Eviction leads to standoff between DeKalb deputies, Occupy

At 3 a.m. Wednesday, a visitor Christine Frazer was dreading showed up at her home of 18 years -- DeKalb County Sheriff Thomas Brown, accompanied by 25 deputies.

The law enforcement officers expected to confront a phalanx of Occupy Atlanta activists who had been camped out in Frazer's front yard since early March to try and save the foreclosed Wellhaun Road home. But only one protester was on site Wednesday morning, overwhelmed by the show of force a DeKalb sheriff's office spokesman said was brought in to ensure the eviction of four generations of Frazers was carried out "safely."

"Grab your stuff like there was a fire," Frazer, 62, said she was told by deputies. Her 85-year-old mother, daughter and grandson were ordered out of their home.

Wellhaun Road had been blocked by deputies, preventing Occupy members from reaching the southeast DeKalb residence. Eventually they were allowed in to help the family collect their belongings and, despite a tense standoff between Occupy's Tim Franzen and deputies who had surrounded him, no one was arrested.

"There was some verbal confrontation that we were told not to respond to and our officers did not," sheriff's spokesman Sgt. Adrion Bell said. "We pulled back just to avoid any further confrontations."

By 9 a.m. all of the family's possessions had been cleared out. Their dogs were taken to the pound.

"I've been here 18 years," Frazer said. She lost her job in pest control in 2009 and had been struggling to make ends meet since. "My daughter was raised in that house. My husband died in that house."

Frazer filed suit in federal court fighting what Occupy activists called an "illegal eviction."

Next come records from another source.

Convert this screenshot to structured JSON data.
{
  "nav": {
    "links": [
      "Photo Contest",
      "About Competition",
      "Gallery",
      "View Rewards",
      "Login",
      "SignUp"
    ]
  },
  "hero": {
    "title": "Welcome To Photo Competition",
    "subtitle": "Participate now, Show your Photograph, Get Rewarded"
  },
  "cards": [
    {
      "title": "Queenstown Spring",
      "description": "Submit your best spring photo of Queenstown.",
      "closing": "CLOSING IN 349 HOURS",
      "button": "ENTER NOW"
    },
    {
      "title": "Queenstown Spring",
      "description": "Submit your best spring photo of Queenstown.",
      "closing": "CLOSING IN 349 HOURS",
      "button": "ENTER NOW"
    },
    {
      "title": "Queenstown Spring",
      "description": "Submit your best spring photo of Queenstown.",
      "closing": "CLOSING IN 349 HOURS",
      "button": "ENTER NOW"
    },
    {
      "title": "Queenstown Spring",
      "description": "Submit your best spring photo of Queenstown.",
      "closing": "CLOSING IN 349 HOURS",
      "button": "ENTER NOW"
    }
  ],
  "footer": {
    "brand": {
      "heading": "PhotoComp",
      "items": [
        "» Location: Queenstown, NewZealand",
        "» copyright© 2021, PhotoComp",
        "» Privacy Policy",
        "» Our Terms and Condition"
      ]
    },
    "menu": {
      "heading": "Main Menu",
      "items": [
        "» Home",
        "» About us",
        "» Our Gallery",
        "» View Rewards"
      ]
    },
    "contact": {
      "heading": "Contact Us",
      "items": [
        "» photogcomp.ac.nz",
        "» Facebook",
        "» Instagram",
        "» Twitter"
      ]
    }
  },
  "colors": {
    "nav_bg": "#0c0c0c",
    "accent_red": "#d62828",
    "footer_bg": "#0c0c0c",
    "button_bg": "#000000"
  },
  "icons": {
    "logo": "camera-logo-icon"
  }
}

"Once again, it is clear that the government and our law enforcement officials are being used to serve and protect the interest of the 1 percent and not of ordinary people or even the laws that they have put in place," Occupy Atlanta said in a statement. "Sheriff Thomas Brown and the DeKalb County political system showed their true colors today, and made it known where their loyalties lie."

A press conference is scheduled for 1 p.m. Wednesday on Welhaun Road to be attended by John Evans, president of the DeKalb NAACP, and former Democratic congresswoman Cynthia McKinney.